Em Sergipe, pesquisadores desenvolvem pigmentos coloridos nanométricos Inovação

quinta-feira, 30 março 2017

O doutor em Física Marcos Vinícius pretende aplicar os pigmentos em revestimentos cerâmicos que atualmente são importados pelo mercado brasileiro

Desenvolver pisos cerâmicos com tonalidades inexistentes no mercado sergipano é a proposta do doutor em Física, Marcos Vinícius dos Santos Rezende. O estudo pretende oferecer ao pigmentos para a produção de pisos cerâmicos coloridos, que hoje são importados a altos custos. Há um ano o projeto vem sendo desenvolvido no Departamento de Física da Universidade Federal de Sergipe (UFS), em parceria com a empresa Escurial Revestimentos Cerâmicos.

O professor Marcos Vinícius explica que os pigmentos utilizados atualmente em Sergipe para a criação de tintas, que são aplicadas na cerâmica, vem do exterior, o que deixa o produto mais caro para o consumidor. “A maioria dos pisos não tem uma quantidade de cores variadas, então a ideia é produzir um pigmento com várias tonalidades. O pigmento utilizado pela empresa Escurial, por exemplo, é importado. A ideia é produzir um pigmento com tonalidades diferentes e com esse pigmento produzir a tinta”.

Para o desenvolvimento do novo produto, vários testes já estão sendo realizados. Alguns resultados já foram obtidos em pequena escala, mas a meta é desenvolver os pisos coloridos em grande escala e testar a durabilidade da tinta no produto.

Nanométrico

De acordo com Rezende, alguns pigmentos já foram desenvolvidos, a meta agora é produzir em grande escala e a expectativa é de que até o final do ano já se tenha um piso piloto. “No laboratório, o pigmento é desenvolvido em tamanho nanométrico, que são pequenas gramas de pigmento. O desafio é conseguir transformar a criação de um pigmento que possui poucas gramas, em uma grande produção, de uma tonelada, por exemplo, mantendo as mesmas características”, afirma.

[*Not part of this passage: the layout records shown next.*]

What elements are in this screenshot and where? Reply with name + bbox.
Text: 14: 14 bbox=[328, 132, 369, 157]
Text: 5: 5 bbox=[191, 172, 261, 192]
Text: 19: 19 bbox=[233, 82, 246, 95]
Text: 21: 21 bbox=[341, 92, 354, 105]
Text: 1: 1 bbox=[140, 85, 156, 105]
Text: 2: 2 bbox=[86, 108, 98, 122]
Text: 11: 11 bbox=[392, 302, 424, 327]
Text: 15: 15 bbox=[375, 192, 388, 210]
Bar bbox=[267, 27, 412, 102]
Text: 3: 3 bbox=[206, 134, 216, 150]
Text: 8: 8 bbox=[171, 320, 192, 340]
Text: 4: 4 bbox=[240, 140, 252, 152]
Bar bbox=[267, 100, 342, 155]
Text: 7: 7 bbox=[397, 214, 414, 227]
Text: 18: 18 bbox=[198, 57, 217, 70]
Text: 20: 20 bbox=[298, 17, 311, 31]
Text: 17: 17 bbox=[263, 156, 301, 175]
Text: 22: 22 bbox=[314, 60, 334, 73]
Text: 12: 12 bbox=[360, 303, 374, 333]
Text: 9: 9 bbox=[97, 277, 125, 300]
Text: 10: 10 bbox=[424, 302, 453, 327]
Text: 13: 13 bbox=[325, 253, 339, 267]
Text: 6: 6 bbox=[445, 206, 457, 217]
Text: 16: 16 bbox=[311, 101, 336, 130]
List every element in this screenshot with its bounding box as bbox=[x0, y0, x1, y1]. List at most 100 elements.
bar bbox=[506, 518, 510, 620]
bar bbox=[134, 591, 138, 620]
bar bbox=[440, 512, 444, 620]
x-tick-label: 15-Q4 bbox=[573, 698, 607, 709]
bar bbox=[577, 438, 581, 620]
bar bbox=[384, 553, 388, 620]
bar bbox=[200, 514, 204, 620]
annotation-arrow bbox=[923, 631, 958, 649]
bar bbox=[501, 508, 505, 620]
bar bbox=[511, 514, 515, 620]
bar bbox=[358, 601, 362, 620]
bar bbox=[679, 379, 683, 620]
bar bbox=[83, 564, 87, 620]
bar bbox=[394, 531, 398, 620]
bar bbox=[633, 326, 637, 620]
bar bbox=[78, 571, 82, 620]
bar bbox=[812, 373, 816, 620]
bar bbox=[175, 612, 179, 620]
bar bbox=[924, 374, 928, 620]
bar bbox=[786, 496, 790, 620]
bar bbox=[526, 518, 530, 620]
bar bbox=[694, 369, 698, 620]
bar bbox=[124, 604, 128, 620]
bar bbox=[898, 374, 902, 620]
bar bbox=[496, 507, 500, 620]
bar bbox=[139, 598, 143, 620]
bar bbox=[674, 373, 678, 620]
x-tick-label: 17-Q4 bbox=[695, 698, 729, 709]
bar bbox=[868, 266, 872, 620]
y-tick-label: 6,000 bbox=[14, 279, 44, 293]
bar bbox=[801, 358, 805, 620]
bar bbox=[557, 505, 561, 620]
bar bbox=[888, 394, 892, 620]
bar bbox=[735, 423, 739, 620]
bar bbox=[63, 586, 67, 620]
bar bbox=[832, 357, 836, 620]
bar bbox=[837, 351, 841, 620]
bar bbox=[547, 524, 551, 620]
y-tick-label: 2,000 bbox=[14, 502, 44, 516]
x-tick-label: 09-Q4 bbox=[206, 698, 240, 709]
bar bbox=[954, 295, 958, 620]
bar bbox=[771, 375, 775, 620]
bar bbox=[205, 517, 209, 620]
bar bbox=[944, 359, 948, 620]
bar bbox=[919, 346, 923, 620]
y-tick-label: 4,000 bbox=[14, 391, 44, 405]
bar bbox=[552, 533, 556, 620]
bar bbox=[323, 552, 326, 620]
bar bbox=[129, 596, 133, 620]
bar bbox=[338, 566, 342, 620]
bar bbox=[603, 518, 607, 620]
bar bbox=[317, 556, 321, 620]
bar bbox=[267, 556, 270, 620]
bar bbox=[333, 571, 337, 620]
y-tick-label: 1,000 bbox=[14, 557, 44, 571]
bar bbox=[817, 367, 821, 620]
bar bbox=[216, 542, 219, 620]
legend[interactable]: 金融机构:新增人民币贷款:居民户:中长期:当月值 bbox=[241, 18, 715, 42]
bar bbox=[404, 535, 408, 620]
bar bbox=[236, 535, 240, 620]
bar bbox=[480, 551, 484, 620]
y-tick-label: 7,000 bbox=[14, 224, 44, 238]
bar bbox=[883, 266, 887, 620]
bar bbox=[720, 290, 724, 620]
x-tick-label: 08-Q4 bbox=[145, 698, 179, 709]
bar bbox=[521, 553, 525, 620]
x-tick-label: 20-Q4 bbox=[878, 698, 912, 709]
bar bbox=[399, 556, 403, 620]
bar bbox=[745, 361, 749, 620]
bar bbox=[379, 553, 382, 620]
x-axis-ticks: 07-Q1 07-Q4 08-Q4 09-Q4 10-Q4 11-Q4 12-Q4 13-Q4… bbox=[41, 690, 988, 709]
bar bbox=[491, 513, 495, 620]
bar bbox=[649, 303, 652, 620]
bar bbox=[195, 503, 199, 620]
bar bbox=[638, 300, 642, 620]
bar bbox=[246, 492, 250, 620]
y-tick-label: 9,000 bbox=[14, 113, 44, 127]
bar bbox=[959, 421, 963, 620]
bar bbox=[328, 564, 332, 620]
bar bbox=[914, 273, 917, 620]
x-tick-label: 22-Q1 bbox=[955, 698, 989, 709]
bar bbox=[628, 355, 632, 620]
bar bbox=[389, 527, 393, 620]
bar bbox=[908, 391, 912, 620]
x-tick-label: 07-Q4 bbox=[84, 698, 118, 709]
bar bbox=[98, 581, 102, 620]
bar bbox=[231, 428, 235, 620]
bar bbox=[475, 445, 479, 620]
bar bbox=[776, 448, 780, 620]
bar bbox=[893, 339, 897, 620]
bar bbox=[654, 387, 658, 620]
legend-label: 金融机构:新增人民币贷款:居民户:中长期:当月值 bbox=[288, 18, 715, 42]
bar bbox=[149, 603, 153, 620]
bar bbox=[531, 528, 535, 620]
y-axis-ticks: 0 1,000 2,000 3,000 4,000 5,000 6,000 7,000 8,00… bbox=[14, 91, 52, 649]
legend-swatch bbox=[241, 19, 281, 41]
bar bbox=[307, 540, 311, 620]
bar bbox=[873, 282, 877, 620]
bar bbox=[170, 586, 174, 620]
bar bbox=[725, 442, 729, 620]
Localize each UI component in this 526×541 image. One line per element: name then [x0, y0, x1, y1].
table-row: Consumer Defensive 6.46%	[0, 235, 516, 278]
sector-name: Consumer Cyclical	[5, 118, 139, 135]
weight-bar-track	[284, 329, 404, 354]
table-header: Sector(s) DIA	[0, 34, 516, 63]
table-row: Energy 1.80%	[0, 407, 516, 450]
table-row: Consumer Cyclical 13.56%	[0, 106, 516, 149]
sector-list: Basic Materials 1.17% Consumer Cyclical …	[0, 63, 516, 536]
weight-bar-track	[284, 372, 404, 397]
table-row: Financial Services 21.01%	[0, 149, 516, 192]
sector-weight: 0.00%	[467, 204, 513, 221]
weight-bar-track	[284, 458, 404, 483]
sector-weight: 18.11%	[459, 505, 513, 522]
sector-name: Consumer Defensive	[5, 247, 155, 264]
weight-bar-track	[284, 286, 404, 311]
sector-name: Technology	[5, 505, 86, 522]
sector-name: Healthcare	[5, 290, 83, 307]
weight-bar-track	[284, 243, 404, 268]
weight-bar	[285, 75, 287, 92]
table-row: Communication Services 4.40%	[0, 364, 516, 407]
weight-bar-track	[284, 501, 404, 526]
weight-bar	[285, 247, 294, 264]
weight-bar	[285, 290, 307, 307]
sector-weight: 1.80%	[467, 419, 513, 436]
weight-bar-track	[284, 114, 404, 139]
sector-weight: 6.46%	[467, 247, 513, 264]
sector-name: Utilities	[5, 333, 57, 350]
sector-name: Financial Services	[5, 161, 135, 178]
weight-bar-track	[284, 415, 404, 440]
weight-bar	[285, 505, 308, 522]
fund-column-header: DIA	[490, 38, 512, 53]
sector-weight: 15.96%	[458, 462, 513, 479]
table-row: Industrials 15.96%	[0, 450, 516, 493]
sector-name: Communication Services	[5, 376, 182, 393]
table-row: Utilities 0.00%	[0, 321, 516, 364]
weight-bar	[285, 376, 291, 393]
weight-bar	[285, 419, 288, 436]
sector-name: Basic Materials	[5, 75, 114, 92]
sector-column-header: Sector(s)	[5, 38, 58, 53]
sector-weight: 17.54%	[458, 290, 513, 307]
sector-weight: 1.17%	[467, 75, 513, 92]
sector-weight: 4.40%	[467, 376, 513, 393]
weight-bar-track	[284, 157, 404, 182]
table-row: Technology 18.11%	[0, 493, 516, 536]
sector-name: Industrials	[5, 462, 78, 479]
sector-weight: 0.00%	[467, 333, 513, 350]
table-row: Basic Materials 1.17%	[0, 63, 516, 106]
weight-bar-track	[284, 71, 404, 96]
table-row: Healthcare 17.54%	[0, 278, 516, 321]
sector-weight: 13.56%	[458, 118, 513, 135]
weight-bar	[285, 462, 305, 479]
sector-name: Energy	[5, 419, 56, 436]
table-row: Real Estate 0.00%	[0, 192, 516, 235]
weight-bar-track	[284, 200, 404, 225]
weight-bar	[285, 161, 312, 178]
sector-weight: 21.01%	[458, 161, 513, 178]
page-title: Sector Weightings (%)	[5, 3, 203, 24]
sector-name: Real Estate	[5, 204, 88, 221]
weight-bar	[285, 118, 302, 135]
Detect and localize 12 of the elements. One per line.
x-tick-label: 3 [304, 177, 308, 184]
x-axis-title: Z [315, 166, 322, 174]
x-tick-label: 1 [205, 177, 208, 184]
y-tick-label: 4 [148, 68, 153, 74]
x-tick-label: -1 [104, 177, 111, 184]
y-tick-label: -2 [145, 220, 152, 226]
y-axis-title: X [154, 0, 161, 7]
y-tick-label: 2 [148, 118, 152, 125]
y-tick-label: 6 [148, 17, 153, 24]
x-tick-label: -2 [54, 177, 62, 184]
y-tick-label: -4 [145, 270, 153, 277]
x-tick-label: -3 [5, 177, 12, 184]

O pesquisador avalia que no Brasil a universidade ainda fica longe da indústria, o que dificulta a chegada de produtos desenvolvidos na academia ao mercado. Segundo Rezende, os desafios são grandes mesmo trabalhando em conjunto com o setor empresarial. “Desenvolver no laboratório é uma coisa, mas pensar como vai ser feito na indústria é o grande desafio. É muito diferente, o desafio é pensar em grande escala. Às vezes a gente produz um material muito bom e com boas características, só que você vai produzir uma tonelada não dá certo”, explica Marcos Vinícius.

A pesquisa conta com o apoio da Fundação de Apoio à Pesquisa e à Inovação Tecnológica do Estado de Sergipe (Fapitec/SE), através do Programa de pós-doutorado.